A major heritage project on Holy Island took a giant step forward today with the announcement of nearly £2million of funding.
The Peregrini Lindisfarne project has received a confirmed grant of £1.8million from the Heritage Lottery Fund (HLF) through its Landscape Partnership Scheme.
Dick Patterson, of the Peregrini Lindisfarne board, said: “We are absolutely delighted that HLF have recognised the excellent work that the board and the wider community have put into this project over the last two years and we are very close to achieving our goal.”
Work continues to secure the match funding that will enable HLF to release the £1.8million, which will fund a wide variety of conservation and engagement projects on Holy Island and the adjacent mainland.
The Peregrini board is anticipating this will be achieved in the coming months, with the Peregrini Lindisfarne project starting in earnest early in 2014.
The project aims to protect and enhance the Holy Island of Lindisfarne and surrounding areas by reconnecting the community’s relationship with the land and seascapes, heritage and history, making the area a better place to work, live and visit.
The cultural and natural heritage of the area is very significant to the local communities who live, work and enjoy this part of Northumberland.

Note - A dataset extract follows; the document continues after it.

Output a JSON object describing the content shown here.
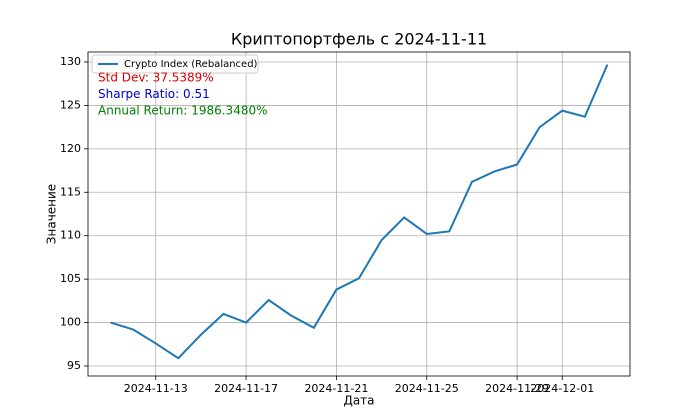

Holy Island is known as the Cradle of Christianity with connections to St Aidan, St Cuthbert and the associated monasteries, cells and hermitages, the island’s association with The Golden Age of Northumbria and the Lindisfarne Gospels.
The landscape is rich in biodiversity, including very rare plant species such as the delicate and unique Lindisfarne helleborine, rich wildlife habitats (particularly for migratory and breeding birds) and high geological interest.
The Peregrini Landscape Partnership Board includes representatives of the Holy Island Community (parish council, development trust and churches), Belford and Lowick Parish Councils, as well as partners representing the Northumberland Coast AONB Partnership, Natural England, Northumberland County Council, English Heritage and the National Trust.